Notably, the authors say, this simple syllabic marker could also provide the brain with direct information about patterns of stress, timing, and rhythm that are so central to conveying meaning and emotional context in English and many other languages.
"What I find most exciting about this work is that it shows a simple neural coding principle for the sense of rhythm that is absolutely fundamental to how our brains process speech," said neuroscientist Yulia Oganian, Ph.D., who led the new research. "Could this explain why humans are so sensitive to the sequence of stressed and unstressed syllables that make up spoken poetry, or even oral storytelling?"
Oganian is a postdoctoral researcher in the lab of UCSF Health neurosurgeon Eddie Chang, MD, Ph.D., Bowes Biomedical Investigator at UCSF, member of the UCSF Weill Institute for Neurosciences, and a Howard Hughes Medical Institute (HHMI) Faculty Scholar, whose research laboratory studies the neural basis of human speech, movement, and emotion.

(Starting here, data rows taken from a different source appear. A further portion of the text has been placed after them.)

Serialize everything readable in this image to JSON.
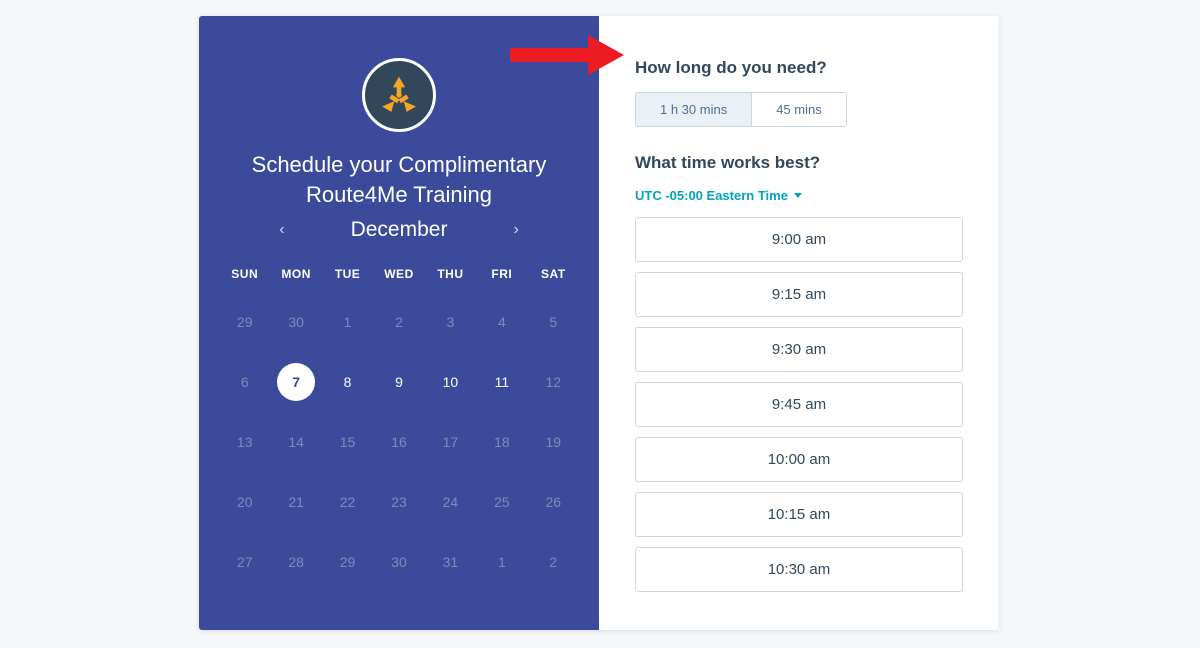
{
  "calendar": {
    "title": "Schedule your Complimentary Route4Me Training",
    "month": "December",
    "dow": [
      "SUN",
      "MON",
      "TUE",
      "WED",
      "THU",
      "FRI",
      "SAT"
    ],
    "weeks": [
      [
        {
          "n": "29",
          "dim": true
        },
        {
          "n": "30",
          "dim": true
        },
        {
          "n": "1",
          "dim": true
        },
        {
          "n": "2",
          "dim": true
        },
        {
          "n": "3",
          "dim": true
        },
        {
          "n": "4",
          "dim": true
        },
        {
          "n": "5",
          "dim": true
        }
      ],
      [
        {
          "n": "6",
          "dim": true
        },
        {
          "n": "7",
          "dim": false,
          "selected": true
        },
        {
          "n": "8",
          "dim": false
        },
        {
          "n": "9",
          "dim": false
        },
        {
          "n": "10",
          "dim": false
        },
        {
          "n": "11",
          "dim": false
        },
        {
          "n": "12",
          "dim": true
        }
      ],
      [
        {
          "n": "13",
          "dim": true
        },
        {
          "n": "14",
          "dim": true
        },
        {
          "n": "15",
          "dim": true
        },
        {
          "n": "16",
          "dim": true
        },
        {
          "n": "17",
          "dim": true
        },
        {
          "n": "18",
          "dim": true
        },
        {
          "n": "19",
          "dim": true
        }
      ],
      [
        {
          "n": "20",
          "dim": true
        },
        {
          "n": "21",
          "dim": true
        },
        {
          "n": "22",
          "dim": true
        },
        {
          "n": "23",
          "dim": true
        },
        {
          "n": "24",
          "dim": true
        },
        {
          "n": "25",
          "dim": true
        },
        {
          "n": "26",
          "dim": true
        }
      ],
      [
        {
          "n": "27",
          "dim": true
        },
        {
          "n": "28",
          "dim": true
        },
        {
          "n": "29",
          "dim": true
        },
        {
          "n": "30",
          "dim": true
        },
        {
          "n": "31",
          "dim": true
        },
        {
          "n": "1",
          "dim": true
        },
        {
          "n": "2",
          "dim": true
        }
      ]
    ]
  },
  "right": {
    "duration_question": "How long do you need?",
    "durations": [
      {
        "label": "1 h 30 mins",
        "active": true
      },
      {
        "label": "45 mins",
        "active": false
      }
    ],
    "time_question": "What time works best?",
    "timezone": "UTC -05:00 Eastern Time",
    "slots": [
      "9:00 am",
      "9:15 am",
      "9:30 am",
      "9:45 am",
      "10:00 am",
      "10:15 am",
      "10:30 am"
    ]
  }
}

"What really excites me is that we now understand how a simple sound cue, the rapid increase in loudness that happens at the onset of vowels, serves as a critical landmark for speech because it tells a listener when a syllable occurs and whether it is stressed. This is a rather central discovery about how the brain extracts syllable units from speech," said Chang.

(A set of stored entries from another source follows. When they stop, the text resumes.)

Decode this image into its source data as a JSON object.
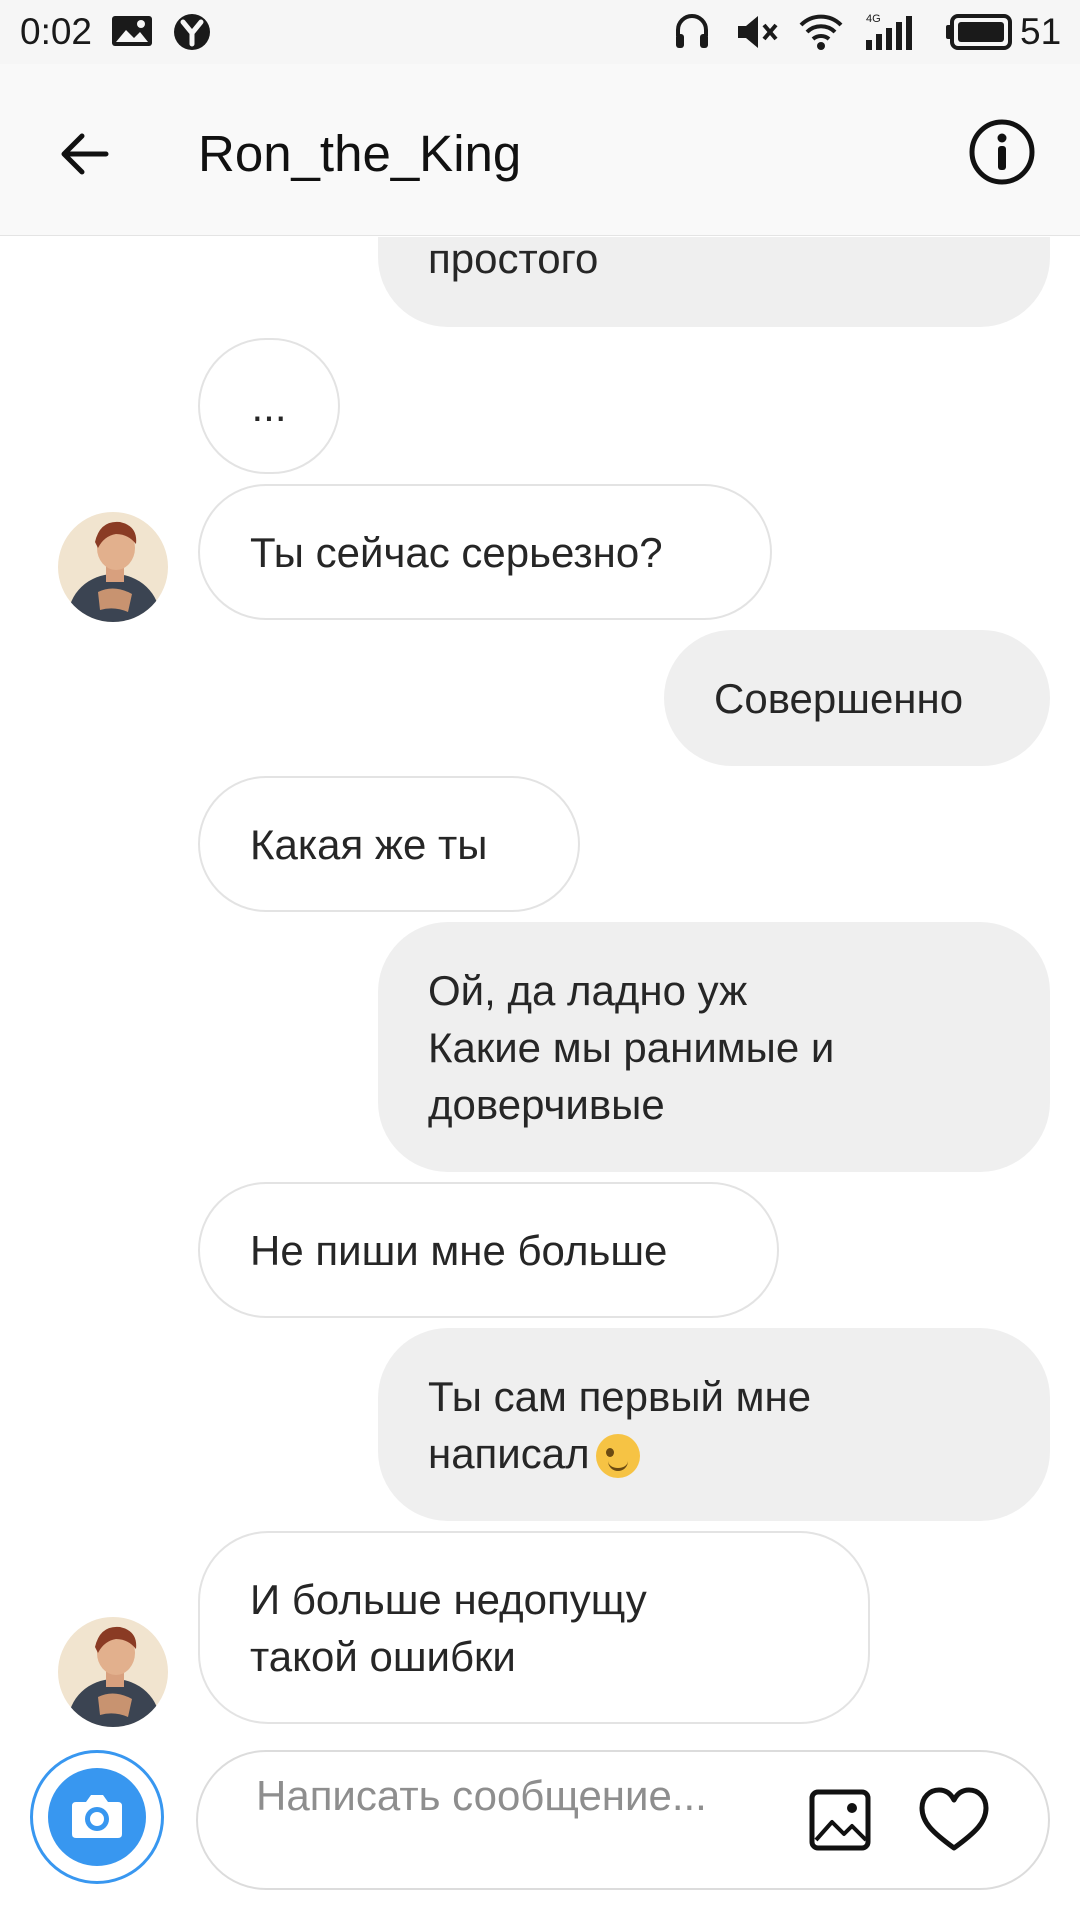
{
  "status_bar": {
    "time": "0:02",
    "battery": "51",
    "network": "4G",
    "icons": [
      "gallery-icon",
      "yandex-icon",
      "headphones-icon",
      "mute-icon",
      "wifi-icon",
      "signal-icon",
      "battery-icon"
    ]
  },
  "header": {
    "title": "Ron_the_King",
    "back_icon": "back-arrow-icon",
    "info_icon": "info-icon"
  },
  "messages": [
    {
      "from": "me",
      "text": "простого"
    },
    {
      "from": "them",
      "text": "..."
    },
    {
      "from": "them",
      "text": "Ты сейчас серьезно?"
    },
    {
      "from": "me",
      "text": "Совершенно"
    },
    {
      "from": "them",
      "text": "Какая же ты"
    },
    {
      "from": "me",
      "text": "Ой, да ладно уж\nКакие мы ранимые и\nдоверчивые"
    },
    {
      "from": "them",
      "text": "Не пиши мне больше"
    },
    {
      "from": "me",
      "text": "Ты сам первый мне\nнаписал",
      "emoji": "wink-emoji"
    },
    {
      "from": "them",
      "text": "И больше недопущу\nтакой ошибки"
    }
  ],
  "composer": {
    "placeholder": "Написать сообщение...",
    "value": "",
    "camera_icon": "camera-icon",
    "gallery_icon": "image-icon",
    "like_icon": "heart-icon",
    "accent_color": "#3897f0"
  }
}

The study involved volunteers from the UCSF Epilepsy Center who temporarily had post-it-note-sized arrays of electrodes placed on the surface of their brains for one to two weeks as part of standard preparation for neurosurgery. These brain recordings allow neurosurgeons like Chang to map out how to remove the brain tissue that causes patients' seizures without damaging important nearby brain regions, but also allow scientists in Chang's neuroscience research lab to ask questions about human brain function that are impossible to address any other way.

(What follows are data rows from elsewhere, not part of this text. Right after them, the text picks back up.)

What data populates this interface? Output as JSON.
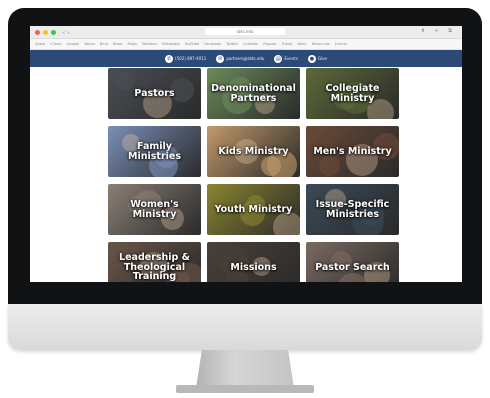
{
  "browser": {
    "traffic_lights": [
      "#f25f58",
      "#fbbe2e",
      "#38c93f"
    ],
    "tab_text": "< >",
    "url": "sbts.edu",
    "toolbar_icons": "⬆ + ⧉"
  },
  "bookmarks": [
    "Apple",
    "iCloud",
    "Google",
    "Yahoo",
    "Bing",
    "News",
    "Maps",
    "Weather",
    "Wikipedia",
    "YouTube",
    "Facebook",
    "Twitter",
    "LinkedIn",
    "Popular",
    "Travel",
    "Work",
    "Resources",
    "Events"
  ],
  "nav": {
    "items": [
      {
        "icon": "phone-icon",
        "glyph": "✆",
        "label": "(502) 897-4011"
      },
      {
        "icon": "mail-icon",
        "glyph": "✉",
        "label": "partners@sbts.edu"
      },
      {
        "icon": "calendar-icon",
        "glyph": "▤",
        "label": "Events"
      },
      {
        "icon": "user-icon",
        "glyph": "●",
        "label": "Give"
      }
    ],
    "color": "#2c4a78"
  },
  "tiles": [
    {
      "label": "Pastors",
      "bg": "#4a4f55"
    },
    {
      "label": "Denominational Partners",
      "bg": "#6b8a5a"
    },
    {
      "label": "Collegiate Ministry",
      "bg": "#5c6a38"
    },
    {
      "label": "Family Ministries",
      "bg": "#7a8fb8"
    },
    {
      "label": "Kids Ministry",
      "bg": "#c29a6a"
    },
    {
      "label": "Men's Ministry",
      "bg": "#6b4a38"
    },
    {
      "label": "Women's Ministry",
      "bg": "#8a7f75"
    },
    {
      "label": "Youth Ministry",
      "bg": "#8a8530"
    },
    {
      "label": "Issue-Specific Ministries",
      "bg": "#3a4a58"
    },
    {
      "label": "Leadership & Theological Training",
      "bg": "#6a5548"
    },
    {
      "label": "Missions",
      "bg": "#4a4038"
    },
    {
      "label": "Pastor Search",
      "bg": "#7a6a60"
    }
  ]
}
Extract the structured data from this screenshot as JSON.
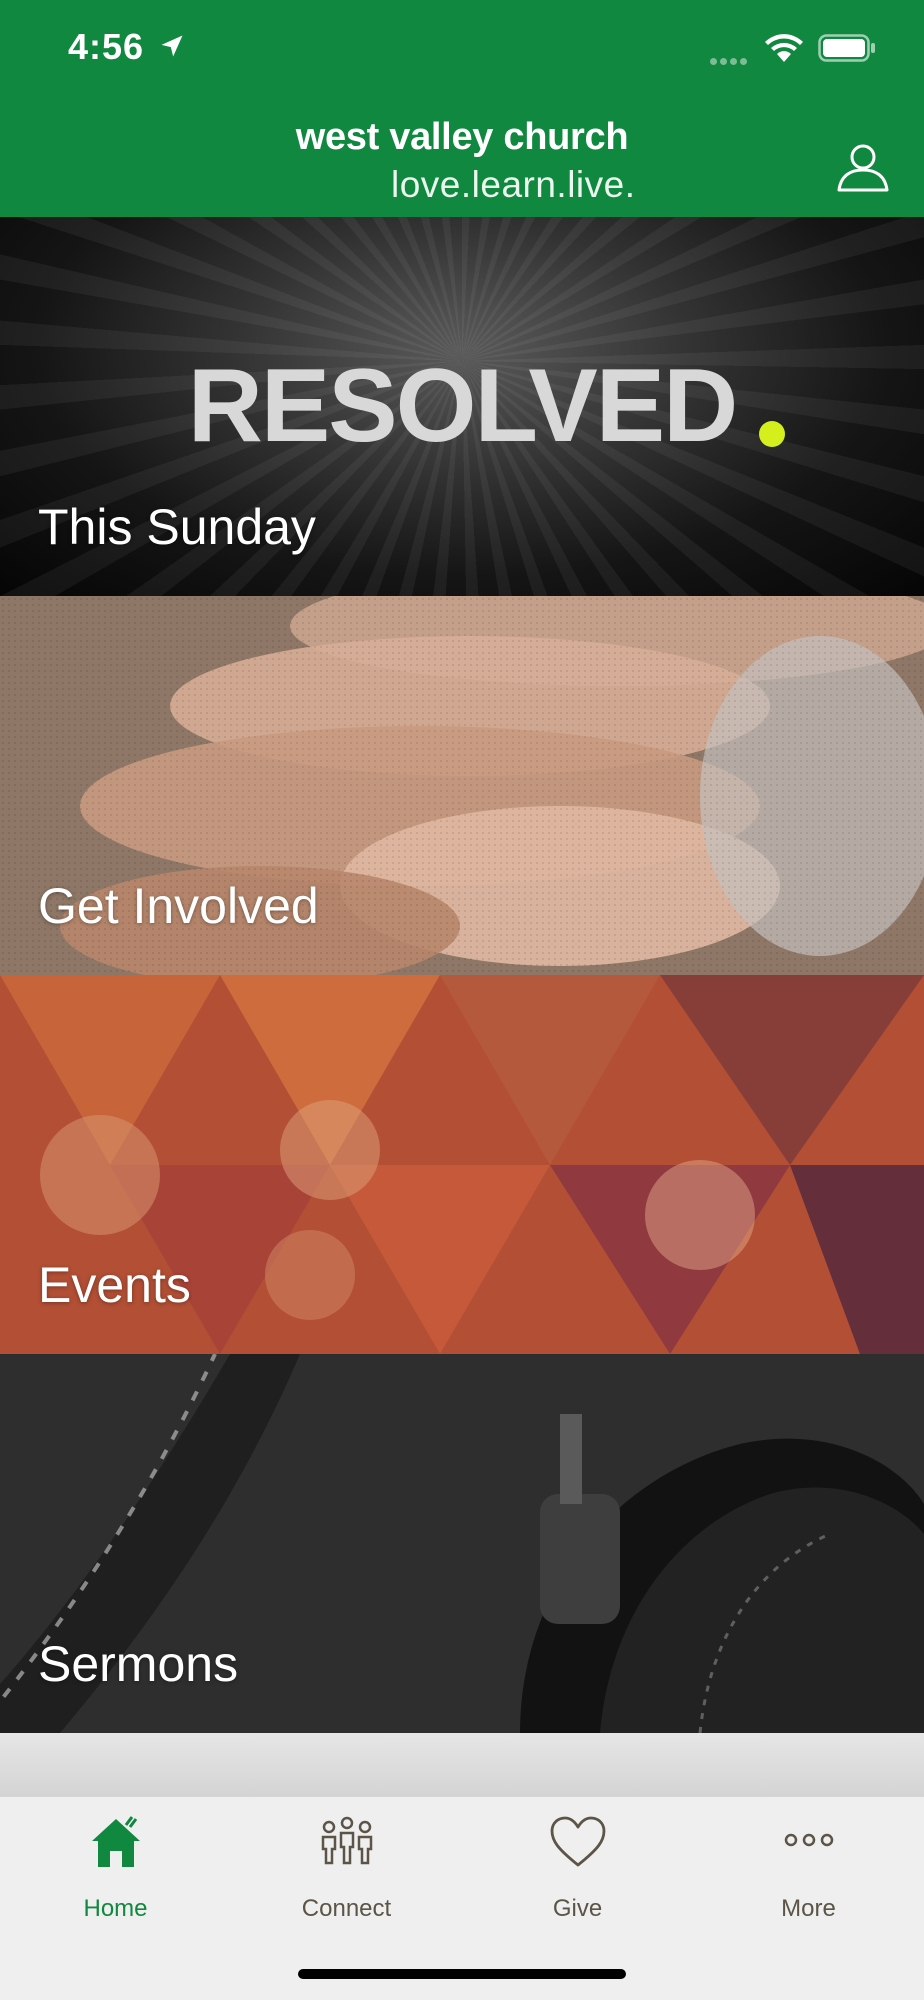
{
  "status_bar": {
    "time": "4:56"
  },
  "header": {
    "title": "west valley church",
    "tagline": "love.learn.live."
  },
  "tiles": [
    {
      "label": "This Sunday",
      "graphic_text": "RESOLVED"
    },
    {
      "label": "Get Involved"
    },
    {
      "label": "Events"
    },
    {
      "label": "Sermons"
    }
  ],
  "tab_bar": {
    "items": [
      {
        "label": "Home",
        "icon": "home-icon",
        "active": true
      },
      {
        "label": "Connect",
        "icon": "people-icon",
        "active": false
      },
      {
        "label": "Give",
        "icon": "heart-icon",
        "active": false
      },
      {
        "label": "More",
        "icon": "more-icon",
        "active": false
      }
    ]
  },
  "colors": {
    "brand_green": "#118840",
    "accent_dot": "#d4ef1c",
    "tab_inactive": "#5b5447"
  }
}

Oganian recruited 11 volunteers whose seizure-mapping electrodes happened to overlap with areas of the brain involved in speech processing and who were happy to participate in a research study during their down-time in the hospital. She played each participant a selection of speech recordings from a variety of different speakers while recording patterns of brain activity in their auditory speech centers, then analyzed the data to identify neural patterns reflecting the syllabic structure of what they had heard.
The data quickly revealed that mSTG activity contained a discrete marker of individual syllables—contradicting the dominant model in the field that had proposed that the brain sets up a continuous metronome-like oscillator to extract syllable boundaries from fluctuations in speech volume. But exactly what aspects of speech were these discrete syllable markers in the neural data responding to?
To make it possible to identify what features of the audio recordings were driving the new-found syllable markers, Oganian asked four of her research volunteers to listen to recorded speech that was slowed down four-fold. These ultra-slow speech recordings let Oganian see that the syllable signals were occurring consistently at the moment of rising stress at the start of each vowel sound (e.g. as 'b' turns to 'a' in the syllable 'ba'), and not at the peak of each syllable as other scientists had theorized.
The syllabic marker Oganian discovered in the mSTG also varied with the emphasis the speaker placed on a particular syllable. This suggested that this first stage of speech processing simultaneously allows the brain to split speech into syllabic units and also to track the patterns of stress that are critical for meaning in English and many other languages (e.g. "computer console" vs. "console a friend"; "Did I do that?" vs. "Did I do that?").
The syllabic signal also provides a simple metronome for the brain to track the rhythm and speed of speech. "Some people speak fast; others speak slow. People change how quickly they speak when they are excited or sad. The brain needs to be able to adjust to that," Oganian said. "By marking whenever a new syllable is occurring, this signal acts as an internal pacemaker within the speech signal itself."
The researchers are continuing to study how brain signals in the mSTG are interpreted to enable the brain to process speech rhythmicity and meaning. They also hope to explore how the brain's interpretation of these signals varies in languages other than English that put more or less emphasis on the stress patterns of speech.